De algún modo —y aquí estoy concretando en el ámbito de las nuevas tecnologías, internet y toda esta mierda de las redes sociales— se nos ha generado una necesidad que realmente no nos atañe. Hacerse una rondeta de Instagram mientras cagas está bien pero estar todo el día pendiente de las notificaciones de varias redes sociales es un infierno en vida. Además, este software está sujeto a unos dispositivos físicos que, sin ningún tipo de duda, están invadiendo nuestra existencia de forma sutil, están haciendo una conquista de nuestras atenciones y se han convertido en el caballo de Troya que terminará con la poca humanidad que aún nos queda. Aparte de la evidente alienación de la realidad que generan—estar pendiente de todo menos de lo que tienes delante, sobreacumulación de información, generación de estrés, cerebros cortocircuitados…—, el hacinamiento de gadgets tiene un componente estético fatídico. Desde siempre los complementos tecnológicos han sido, por lo general, bastante jodidos. Si ya era un poco ridículo llevar un walkman atado al pantalón, deambular las calles de una gran urbe con unas putas gafas del futuro es el súmmum de lo grotesco. Si todas estas costumbres arraigan, nos espera un futuro decadente, ya no por el aislamiento social si no por una estética odiosa, repleta de individuos decorados con gafas de realidad aumentada, audífonos con mp3 (perdón, FLAC), smartwatches que controlan la salud, drones personales que llevan la compra a casa, coches de Google que van solos y gorras de capullo que te hacen parecer un capullo. Toda esta gente que se lanza rápido a consumir estos aparatos genera una rabia pocas veces tan concreta. El mundo detesta a estos seres, un odio similar al que siente el humano medio cuando visualiza a uno de esos tipos que se sienten atraídos por el concepto steampunk.
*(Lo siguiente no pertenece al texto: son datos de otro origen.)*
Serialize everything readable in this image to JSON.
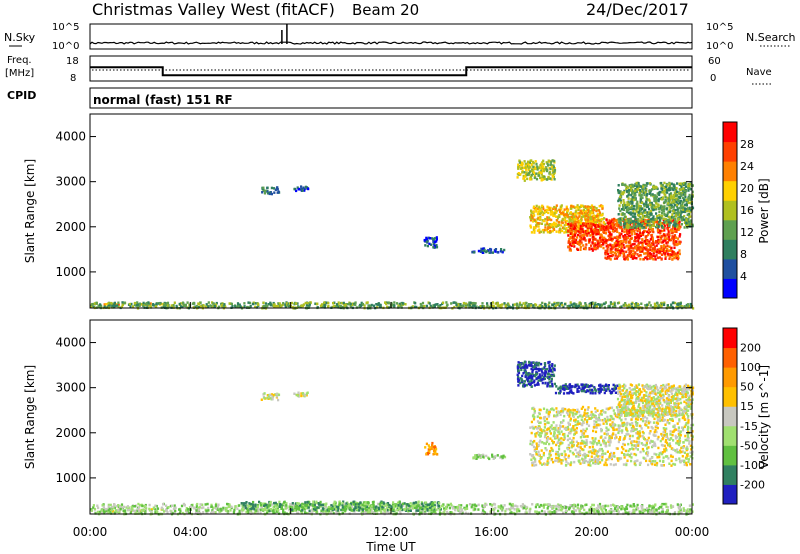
{
  "header": {
    "title": "Christmas Valley West (fitACF)",
    "beam": "Beam 20",
    "date": "24/Dec/2017"
  },
  "top_panels": {
    "nsky_label": "N.Sky",
    "nsky_ticks": [
      "10^5",
      "10^0"
    ],
    "nsearch_label": "N.Search",
    "nsearch_ticks": [
      "10^5",
      "10^0"
    ],
    "freq_label": "Freq.",
    "freq_unit": "[MHz]",
    "freq_ticks": [
      "18",
      "8"
    ],
    "nave_label": "Nave",
    "nave_ticks": [
      "60",
      "0"
    ],
    "cpid_label": "CPID",
    "cpid_text": "normal (fast) 151 RF",
    "freq_step_hours": [
      0,
      2.9,
      15,
      24
    ],
    "freq_step_levels": [
      13.5,
      10.3,
      13.5
    ]
  },
  "colors": {
    "power_scale": [
      "#0000ff",
      "#1f4fa0",
      "#2f7f5f",
      "#5fa050",
      "#b0c020",
      "#ffd000",
      "#ff8000",
      "#ff4000",
      "#ff0000"
    ],
    "velocity_scale": [
      "#ff0000",
      "#ff6000",
      "#ff9a00",
      "#ffc000",
      "#c8c8c0",
      "#a0e070",
      "#60c040",
      "#308060",
      "#2020c0"
    ]
  },
  "chart_data": [
    {
      "type": "heatmap",
      "panel": "power",
      "ylabel": "Slant Range [km]",
      "yticks": [
        "4000",
        "3000",
        "2000",
        "1000"
      ],
      "ylim": [
        200,
        4500
      ],
      "xlim": [
        0,
        24
      ],
      "colorbar_label": "Power [dB]",
      "colorbar_ticks": [
        "28",
        "24",
        "20",
        "16",
        "12",
        "8",
        "4"
      ],
      "scatter_regions": [
        {
          "x": [
            0.5,
            3.0
          ],
          "y": [
            300,
            330
          ],
          "level": 6
        },
        {
          "x": [
            0.0,
            24.0
          ],
          "y": [
            220,
            350
          ],
          "level": 3
        },
        {
          "x": [
            6.8,
            7.5
          ],
          "y": [
            2750,
            2900
          ],
          "level": 2
        },
        {
          "x": [
            8.1,
            8.7
          ],
          "y": [
            2820,
            2920
          ],
          "level": 1
        },
        {
          "x": [
            13.3,
            13.8
          ],
          "y": [
            1550,
            1800
          ],
          "level": 1
        },
        {
          "x": [
            15.2,
            16.5
          ],
          "y": [
            1450,
            1550
          ],
          "level": 1
        },
        {
          "x": [
            17.0,
            18.5
          ],
          "y": [
            3050,
            3500
          ],
          "level": 4
        },
        {
          "x": [
            17.5,
            20.5
          ],
          "y": [
            1900,
            2500
          ],
          "level": 5
        },
        {
          "x": [
            19.0,
            20.5
          ],
          "y": [
            1500,
            2100
          ],
          "level": 7
        },
        {
          "x": [
            20.5,
            23.5
          ],
          "y": [
            1300,
            2200
          ],
          "level": 7
        },
        {
          "x": [
            21.0,
            24.0
          ],
          "y": [
            2000,
            3000
          ],
          "level": 3
        }
      ]
    },
    {
      "type": "heatmap",
      "panel": "velocity",
      "ylabel": "Slant Range [km]",
      "yticks": [
        "4000",
        "3000",
        "2000",
        "1000"
      ],
      "ylim": [
        200,
        4500
      ],
      "xlim": [
        0,
        24
      ],
      "xlabel": "Time UT",
      "xticks": [
        "00:00",
        "04:00",
        "08:00",
        "12:00",
        "16:00",
        "20:00",
        "00:00"
      ],
      "colorbar_label": "Velocity [m s^-1]",
      "colorbar_ticks": [
        "200",
        "100",
        "50",
        "15",
        "-15",
        "-50",
        "-100",
        "-200"
      ],
      "scatter_regions": [
        {
          "x": [
            0.5,
            3.0
          ],
          "y": [
            280,
            330
          ],
          "level": 4
        },
        {
          "x": [
            0.0,
            24.0
          ],
          "y": [
            220,
            450
          ],
          "level": 3
        },
        {
          "x": [
            6.0,
            14.0
          ],
          "y": [
            300,
            500
          ],
          "level": 2
        },
        {
          "x": [
            6.8,
            7.5
          ],
          "y": [
            2750,
            2900
          ],
          "level": 4
        },
        {
          "x": [
            8.1,
            8.7
          ],
          "y": [
            2820,
            2920
          ],
          "level": 4
        },
        {
          "x": [
            13.3,
            13.8
          ],
          "y": [
            1550,
            1800
          ],
          "level": 6
        },
        {
          "x": [
            15.2,
            16.5
          ],
          "y": [
            1450,
            1550
          ],
          "level": 3
        },
        {
          "x": [
            17.0,
            18.5
          ],
          "y": [
            3050,
            3600
          ],
          "level": 0
        },
        {
          "x": [
            18.5,
            21.0
          ],
          "y": [
            2900,
            3100
          ],
          "level": 0
        },
        {
          "x": [
            17.5,
            24.0
          ],
          "y": [
            1300,
            2600
          ],
          "level": 4
        },
        {
          "x": [
            21.0,
            24.0
          ],
          "y": [
            2400,
            3100
          ],
          "level": 4
        }
      ]
    }
  ]
}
Joder, ¿de dónde ha salido toda esta tecnología? ¿Los extraterrestres? ¿Por qué hace 8 años los USB eran de 2 Gb y ahora son de 64 Gb? Y esto no ha hecho nada más que empezar: el puto grafeno terminará convirtiéndonos en seres aislados de la realidad, extrayéndonos del presente y del aquí y ahora y trasladándonos permanentemente hacia una dimensión ambigua y desconocida. Tenemos que aprender a decir basta. Al fin y al cabo lo único que necesitamos es correr desnudos por los bosques de nuestro querido planeta, beber agua de los ríos y comer frutas y verduras brindadas por la madre tierra. Todo lo demás, es secundario.